Сам он уже давно аккуратно повязал алую косынку и концы её бережно спрятал под куртку, чтобы не замаралась в копоти, летевшей от факелов и фонарей. Ещё раз поглядев на приятеля, он вдруг крепко взял его за плечо, посадил Ваню на каменную лежанку и стал своей расчёской приводить в порядок его спутанные волосы. Ваня мотал головой, дёргался, а Володя неумолимо приговаривал:
— Терпи, терпи, Иван! Приучайся к боевому порядку.
— Ой! Пусти, Володька, дерёшь очень! И не командуй. Больно важничаешь! Командир какой нашёлся!
— Кто командир, там видно будет. А пока терпи!

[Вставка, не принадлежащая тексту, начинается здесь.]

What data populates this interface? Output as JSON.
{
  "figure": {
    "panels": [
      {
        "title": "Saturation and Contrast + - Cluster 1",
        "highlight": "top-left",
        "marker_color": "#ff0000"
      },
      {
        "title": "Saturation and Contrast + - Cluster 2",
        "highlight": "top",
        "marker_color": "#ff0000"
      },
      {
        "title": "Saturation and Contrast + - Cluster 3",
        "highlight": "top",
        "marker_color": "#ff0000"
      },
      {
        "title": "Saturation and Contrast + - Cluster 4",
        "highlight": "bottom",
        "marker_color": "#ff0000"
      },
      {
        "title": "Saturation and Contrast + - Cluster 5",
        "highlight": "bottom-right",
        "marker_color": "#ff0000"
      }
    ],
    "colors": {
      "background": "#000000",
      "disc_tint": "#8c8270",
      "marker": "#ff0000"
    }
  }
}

В это время за спиной Володи блеснул свет фонаря, послышался знакомый голос Зябрева:
— Дельно, Дубинин! Молодцом! Действуй дальше так.
Командир поднял фонарь, осмотрел пещерку, прибранную лежанку, книги, сложенные аккуратной стопочкой, и остался доволен.

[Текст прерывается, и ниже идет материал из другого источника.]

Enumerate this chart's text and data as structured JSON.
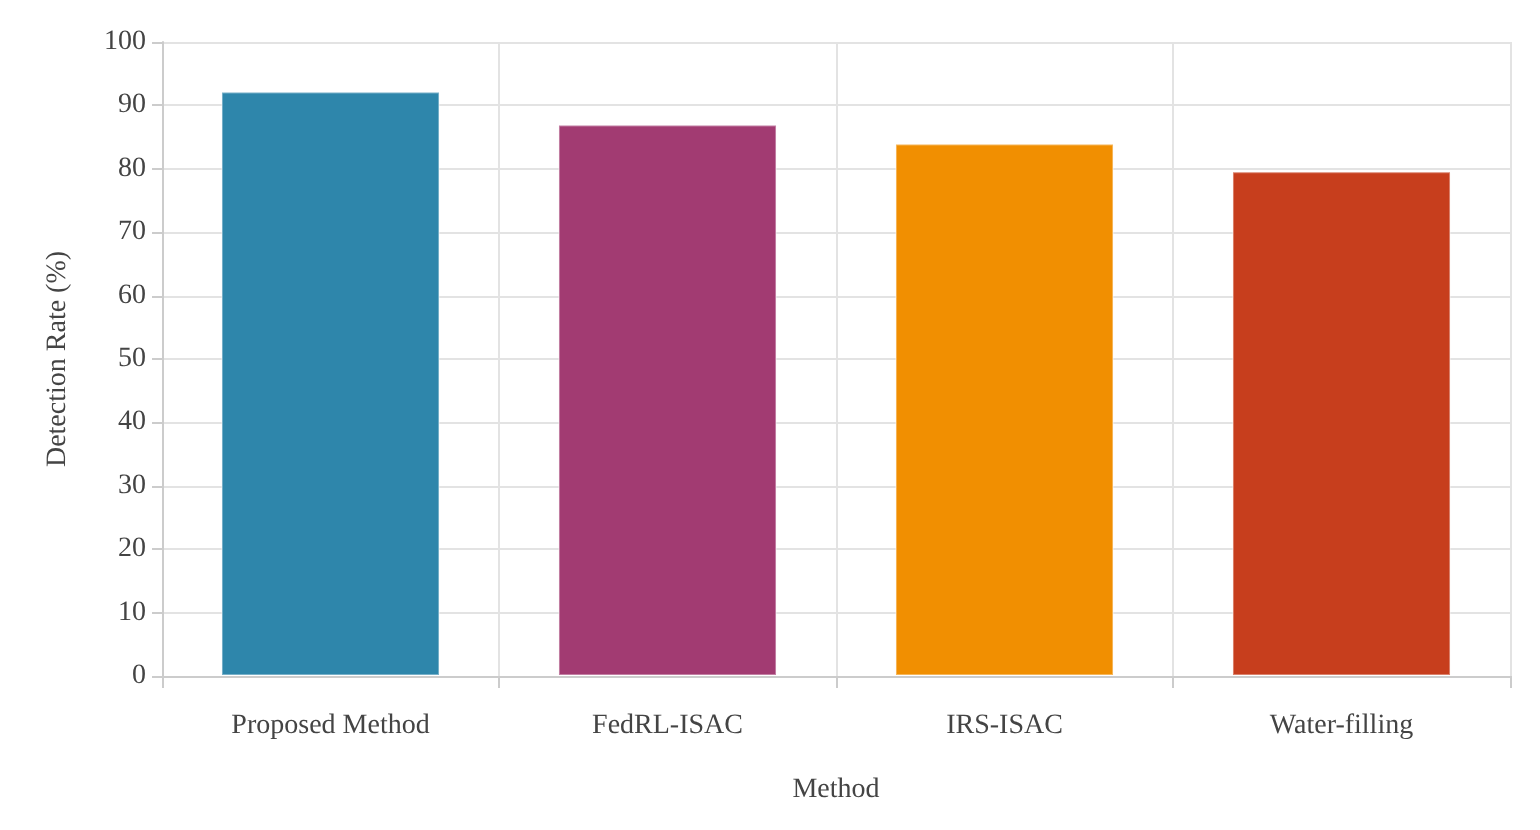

— И за порядок хвалю. Всё на месте, как положено. Видно, что пионеры живут — в полном смысле этого слова. Таким можно дело доверить.
После ужина, получив от дяди Яши Манто добавочную порцию пончиков с повидлом, мальчики забрались к себе на лежанку и, гордясь возникшим теперь родством со славой их отцов, оба по очереди красным карандашом написали на стенке: «В. Дубинин. И. Гриценко. 7. XI 1941 г.». Потом укрылись отсыревшими одеялами и потушили фонарь. Они лежали некоторое время молча, прислушиваясь. Тьма, какой никогда не бывает на земле даже в самую тёмную ночь при зашторенных окнах, подступила вплотную к их лежанке. Невесомая и в то же время непроницаемая, она навалилась на одеяло, она стояла в открытых глазах, как чёрная, непрозрачная вода. Где-то в верхних галереях перекликались голоса. Лёгкий гул слышался в отдалённых ходах подземелья. Потом и он затих. Тьма и тишина окружили ребят.
— А что там, на земле-то, сейчас? — шёпотом спросил Володя.
— Может, бой идёт, — отвечал Валя. — Разведчики завтра другим лазом пойдут, всё вызнают.